7 of 117 comments (clear)

  1. Roly-Poly! by Anonymous Coward · · Score: 5, Funny

    I know this will probably get lost in the comments but, when my mom isn't home I like to go into her garden, cover myself in dirt, and pretend I'm a carrot.

  2. Pretty incomplete by NoNonAlphaCharsHere · · Score: 5, Funny

    What, no burp duration or fecal viscosity histograms? Pathetic.

    1. Re:Pretty incomplete by wvmarle · · Score: 3, Funny

      My kid used to love sweet corn, eating it big time.

      The kernels would come out virtually unchanged. Really made me think you could simply pick them out, wash them off, and return them for a second round.

      Never actually did that, though.

  3. Re:Wow, how odd by fuzzyfuzzyfungus · · Score: 4, Funny

    The baby's picture is on the main screen on the phone, the phone mimics/displays all of the baby's vital signs, and gives readings on all baby-related matters... in this way, the device is the baby. However, we're going to depend on the same parent that can't care for the baby itself, to monitor the device that's monitoring the baby? How odd indeed. Maybe they can then sell little baby clothes to put on your iPhone.

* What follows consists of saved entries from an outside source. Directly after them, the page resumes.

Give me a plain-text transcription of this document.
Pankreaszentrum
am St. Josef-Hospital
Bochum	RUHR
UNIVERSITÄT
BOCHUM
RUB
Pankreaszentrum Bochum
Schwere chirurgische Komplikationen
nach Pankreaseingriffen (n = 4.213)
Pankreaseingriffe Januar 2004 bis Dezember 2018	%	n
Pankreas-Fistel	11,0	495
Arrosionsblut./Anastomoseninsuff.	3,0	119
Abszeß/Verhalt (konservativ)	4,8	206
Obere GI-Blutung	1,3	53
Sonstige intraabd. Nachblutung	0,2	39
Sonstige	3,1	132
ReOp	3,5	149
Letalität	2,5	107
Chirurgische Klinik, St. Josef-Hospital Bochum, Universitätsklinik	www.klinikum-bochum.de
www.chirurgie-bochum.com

    Just think of it as a Tamagotchi; but connected to some obnoxious squirmy thing that smells funny, eventually turns into a teenager, does some drugs, and has to be sent to college.

  4. Re:Remote parenting by fuzzyfuzzyfungus · · Score: 3, Funny

    So one can now "be a parent" without having to actually be physically present and not even have to hire a body double? Awesome!

    No, these implementations are clearly incomplete, 'Simple Newborn Management Protocol', they say; but it's all read-only. The MIBs look a bit thin, as well.

    Until they fix that, you'll still need a supply of excuses for why it's always the junior admin's turn when you need to go poke the thing.

  5. Re:What happens when the App crashes? by sjames · · Score: 4, Funny

    Was the monitoring equipment uncomfortable?

  6. Radio Collars by notthepainter · · Score: 4, Funny

    My ex-brother-in-law is a wildlife biologist. He's done a lot of field work. He told a story at Christmas a few decades back. He took his 7 year old son out hiking is some deep woods. Being concerned if something went wrong he put a radio tracking collar on him, just part of the stuff in his lab. I asked him how it worked. He deadpanned, "I hated shooting him with the tranquilizer dart from the helicopter." I almost lost my egg-nog.